Spirits distilled from malted barley and day old She Wolf bread. Aged in glass with olive oil and Italian juniper.
Neat, crispy cold.
Into the Bottle
If you can’t eat allll the bread…drink it!
Bread. And not just any bread. But, really, really good bread.
Naturally leavened, wild fermented, sourdough made from organic, delicious, big flavor grains. Like the bread they make at She Wolf, Andrew Tarlow's bakery in Greenpoint.
In a prolific essay published in the New Yorker by the iconic American author, James Baldwin writes
"To be sensual, I think, is to respect and rejoice in the force of life, of life itself, and to be present in all that one does, from the effort of loving to the breaking of bread." You can taste this kind of intention in the She Wolf bread. We wanted to see if we could bottle it
There's something life affirming about bread. About kneading the dough. Smelling the yeast as it ferments the flours. Or lining up at your favorite bakery for a fresh loaf. Grabbing a baguette for a picnic. Using a serrated knife to cut a thick slice and slathering it with butter or piling on a stack of peak season tomatoes and herbs. Frying up a grilled cheese.
However you enjoy it, bread of this caliber is best enjoyed fresh. But why let the journey end there? Day old breads shouldn't just be relegated to the compost pile - they deserve to find a second life. Bread that doesn't find its way onto the plate can find its way into the glass with the hands and tools of the whiskey trade.
We were fast friends with the team that opened Stranger Wines. During our first tasting with Stranger Wines partner DJ McNany, he dove headfirst into a conversation about a future collaboration. She Wolf, this incredible bakery, was in their group. and maybe if they had day olds, we could create something with it together. We didn't take much convincing, as you, our dear friend, might imagine.
We begin with Valley Malt - their classic distillers malted barley. We mill it directly into our mash tun with hot water at the peak temperatures for the malts naturally occurring enzymes to do their work. We add all our allotted She Wolf day old breads to an empty fermenter and pump our malt mash over the breads. The water, heat and enzymes get to work breaking down the full loaves of bread. After a few days, the fermenter has the consistency of a classic whisky mash.
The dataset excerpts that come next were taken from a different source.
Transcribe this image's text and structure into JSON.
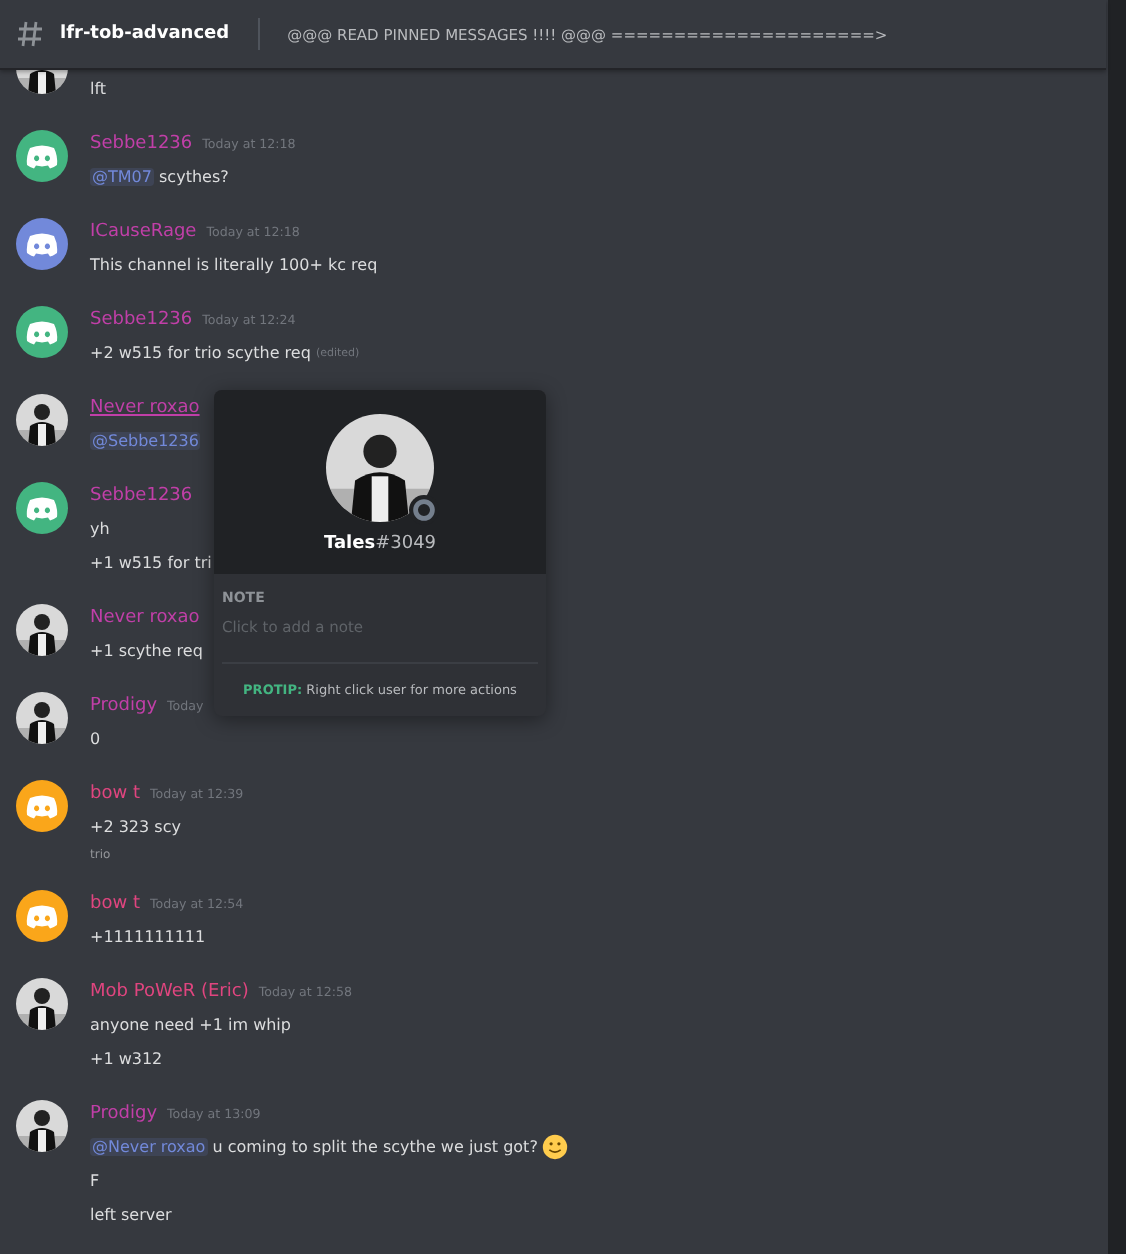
{
  "header": {
    "channel": "lfr-tob-advanced",
    "topic": "@@@ READ PINNED MESSAGES !!!! @@@ =====================>"
  },
  "messages": [
    {
      "avatar": {
        "kind": "picture"
      },
      "lines": [
        [
          {
            "kind": "text",
            "text": "lft"
          }
        ]
      ]
    },
    {
      "author": "Sebbe1236",
      "color": "#c13fa8",
      "hovered": false,
      "time": "Today at 12:18",
      "avatar": {
        "kind": "discord",
        "color": "#43b581"
      },
      "lines": [
        [
          {
            "kind": "mention",
            "text": "@TM07"
          },
          {
            "kind": "text",
            "text": " scythes?"
          }
        ]
      ]
    },
    {
      "author": "ICauseRage",
      "color": "#c13fa8",
      "hovered": false,
      "time": "Today at 12:18",
      "avatar": {
        "kind": "discord",
        "color": "#7289da"
      },
      "lines": [
        [
          {
            "kind": "text",
            "text": "This channel is literally 100+ kc req"
          }
        ]
      ]
    },
    {
      "author": "Sebbe1236",
      "color": "#c13fa8",
      "hovered": false,
      "time": "Today at 12:24",
      "avatar": {
        "kind": "discord",
        "color": "#43b581"
      },
      "lines": [
        [
          {
            "kind": "text",
            "text": "+2 w515 for trio scythe req "
          },
          {
            "kind": "edited",
            "text": "(edited)"
          }
        ]
      ]
    },
    {
      "author": "Never roxao",
      "color": "#c13fa8",
      "hovered": true,
      "avatar": {
        "kind": "picture"
      },
      "lines": [
        [
          {
            "kind": "mention",
            "text": "@Sebbe1236"
          }
        ]
      ]
    },
    {
      "author": "Sebbe1236",
      "color": "#c13fa8",
      "hovered": false,
      "avatar": {
        "kind": "discord",
        "color": "#43b581"
      },
      "lines": [
        [
          {
            "kind": "text",
            "text": "yh"
          }
        ],
        [
          {
            "kind": "text",
            "text": "+1 w515 for tri"
          }
        ]
      ]
    },
    {
      "author": "Never roxao",
      "color": "#c13fa8",
      "hovered": false,
      "avatar": {
        "kind": "picture"
      },
      "lines": [
        [
          {
            "kind": "text",
            "text": "+1 scythe req"
          }
        ]
      ]
    },
    {
      "author": "Prodigy",
      "color": "#c13fa8",
      "hovered": false,
      "time": "Today",
      "avatar": {
        "kind": "picture"
      },
      "lines": [
        [
          {
            "kind": "text",
            "text": "0"
          }
        ]
      ]
    },
    {
      "author": "bow t",
      "color": "#e0457f",
      "hovered": false,
      "time": "Today at 12:39",
      "avatar": {
        "kind": "discord",
        "color": "#faa61a"
      },
      "lines": [
        [
          {
            "kind": "text",
            "text": "+2 323 scy"
          }
        ],
        [
          {
            "kind": "faded",
            "text": "trio"
          }
        ]
      ]
    },
    {
      "author": "bow t",
      "color": "#e0457f",
      "hovered": false,
      "time": "Today at 12:54",
      "avatar": {
        "kind": "discord",
        "color": "#faa61a"
      },
      "lines": [
        [
          {
            "kind": "text",
            "text": "+1111111111"
          }
        ]
      ]
    },
    {
      "author": "Mob PoWeR (Eric)",
      "color": "#e0457f",
      "hovered": false,
      "time": "Today at 12:58",
      "avatar": {
        "kind": "picture"
      },
      "lines": [
        [
          {
            "kind": "text",
            "text": "anyone need +1 im whip"
          }
        ],
        [
          {
            "kind": "text",
            "text": "+1 w312"
          }
        ]
      ]
    },
    {
      "author": "Prodigy",
      "color": "#c13fa8",
      "hovered": false,
      "time": "Today at 13:09",
      "avatar": {
        "kind": "picture"
      },
      "lines": [
        [
          {
            "kind": "mention",
            "text": "@Never roxao"
          },
          {
            "kind": "text",
            "text": " u coming to split the scythe we just got?"
          },
          {
            "kind": "emoji"
          }
        ],
        [
          {
            "kind": "text",
            "text": "F"
          }
        ],
        [
          {
            "kind": "text",
            "text": "left server"
          }
        ]
      ]
    }
  ],
  "popup": {
    "username": "Tales",
    "discriminator": "#3049",
    "note_label": "NOTE",
    "note_placeholder": "Click to add a note",
    "protip_label": "PROTIP:",
    "protip_text": " Right click user for more actions"
  }
}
The malt breaks the bread down into simple sugars for yeast to consume and produces alcohol as well as some fatty acids that bind with the alcohol to create layers of flavor.
After the ferment finishes, we run a pot distillation and then follow it up with a pot distillation with 4 plates attached similar to an armagnac distillation. This helps us concentrate the alcohol and the favor.
After distillation, we diluted the un aged bread whiskey to 45%, added juniper berries and Andrew Tarlow's favorite finishing Olive Oil, Pianogrillo from Gustiamo. It rested for a year before we used freezing temps and a gentle filter to strain out the excess fats.
Forever Bread is now available at Stranger Wines, Matchbooks Drop Shop + Tasting Room as well as mixed in drinks at Diner, Marlow & Sons, Achilles Heel and Roman's, the original home of She Wolf bread.